Quantitative hypothesis testing reveals the most likely metabolic switching mechanisms

The posterior analysis is first carried out independently for each alternative metabolic switching mechanism (hypotheses H1,H2, and H3). The resulting approximations for the parameter posterior distributions show that the models are identifiable under all three metabolic wiring scenarios (Additional file 1: Figures S2-S4 and a summary about convergence diagnostics in Figure S5). In general, the predictions in all three scenarios are in a good agreement with the experimental wild-type data (see predicted total cell mass in Fig. 1C, wild type). The posterior predictive distributions (PPDs) are very similar under the hypotheses H1 and H2 and the only notable difference is a larger dynamical variability under H1 (Fig. 1C, Wild type). This finding is consistent since the models are nested and the additional switching route under hypothesis H1 increases the model flexibility. The PPD under hypothesis H3 exhibits less variability and additionally a distinct dynamic behavior of me compared to the other two scenarios. Furthermore, Fig. 1C shows the PPDs also for the petite strain and we can conclude that under all three hypotheses we are capable of predicting the total cell mass dynamics of the petite strain even though the dynamics of the non-observed model components may differ significantly. Consequently, we can conclude that the predictive performance of our models is good for both the training and the validation data sets. However, based on visual inspection, it is impossible to judge which hypothesis is most likely and, therefore, we perform statistically rigorous quantitative hypothesis testing over the hypotheses H1,H2, and H3.

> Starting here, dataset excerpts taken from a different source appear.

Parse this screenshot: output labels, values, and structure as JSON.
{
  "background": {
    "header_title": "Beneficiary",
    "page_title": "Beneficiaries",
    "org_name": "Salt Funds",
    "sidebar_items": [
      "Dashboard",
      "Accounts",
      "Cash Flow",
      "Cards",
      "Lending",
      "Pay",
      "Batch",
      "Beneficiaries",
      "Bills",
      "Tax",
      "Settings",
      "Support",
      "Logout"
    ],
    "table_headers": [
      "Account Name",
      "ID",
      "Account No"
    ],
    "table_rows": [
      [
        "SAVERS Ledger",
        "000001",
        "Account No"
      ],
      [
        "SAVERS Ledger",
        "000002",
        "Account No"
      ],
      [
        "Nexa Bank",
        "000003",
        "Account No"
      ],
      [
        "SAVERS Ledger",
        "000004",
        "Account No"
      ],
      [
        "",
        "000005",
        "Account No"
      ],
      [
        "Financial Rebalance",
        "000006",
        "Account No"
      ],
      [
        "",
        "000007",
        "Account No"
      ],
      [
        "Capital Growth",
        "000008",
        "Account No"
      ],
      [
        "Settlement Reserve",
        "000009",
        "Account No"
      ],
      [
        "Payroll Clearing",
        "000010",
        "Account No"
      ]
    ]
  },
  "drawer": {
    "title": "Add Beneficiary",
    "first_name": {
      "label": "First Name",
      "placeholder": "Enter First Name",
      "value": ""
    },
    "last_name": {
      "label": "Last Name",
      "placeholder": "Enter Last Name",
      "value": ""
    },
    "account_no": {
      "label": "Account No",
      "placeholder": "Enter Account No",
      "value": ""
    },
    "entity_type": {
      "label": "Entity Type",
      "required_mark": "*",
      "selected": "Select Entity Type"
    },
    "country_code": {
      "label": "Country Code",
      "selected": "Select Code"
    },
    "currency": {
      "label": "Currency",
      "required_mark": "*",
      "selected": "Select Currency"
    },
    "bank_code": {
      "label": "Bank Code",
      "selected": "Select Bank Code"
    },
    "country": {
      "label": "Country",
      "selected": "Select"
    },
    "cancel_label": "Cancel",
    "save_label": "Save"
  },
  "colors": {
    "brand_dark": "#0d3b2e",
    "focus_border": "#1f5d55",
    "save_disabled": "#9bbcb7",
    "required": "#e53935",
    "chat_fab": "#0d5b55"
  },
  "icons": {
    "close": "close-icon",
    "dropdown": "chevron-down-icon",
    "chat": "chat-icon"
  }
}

Despite the non-distinguishable model predictions in the data space, the posterior analysis over different metabolic switching hypotheses shows significantly more evidence for H2 (Fig. 1C) with a posterior probability of H2 very close to 1 (the posterior probabilities as well as the estimated logarithmic marginal likelihoods are shown in parentheses after the hypothesis labels in Fig. 1C). This strong statistical evidence for H2 suggests that the metabolic switching to the quiescent state in wild-type yeast cells occurs always through the ethanol state in agreement with the current biological interpretations [7, 18, 22].

Spatial modeling framework to study colony formation

In our experimental setup, yeast cells grow on a glucose rich agar plate and form 3d colonies (Fig. 1A) but the underlying growth mechanisms in terms of metabolic activity and cell state transitions are not understood. To address this challenge, we construct a spatial modeling framework which allows us to predict three dimensional cell state and nutrient distributions during the colony formation process based on our inferred microenvironment model. In addition to cell mass and nutrient dynamics within the colony, we also model the nutrient dynamics within the agar.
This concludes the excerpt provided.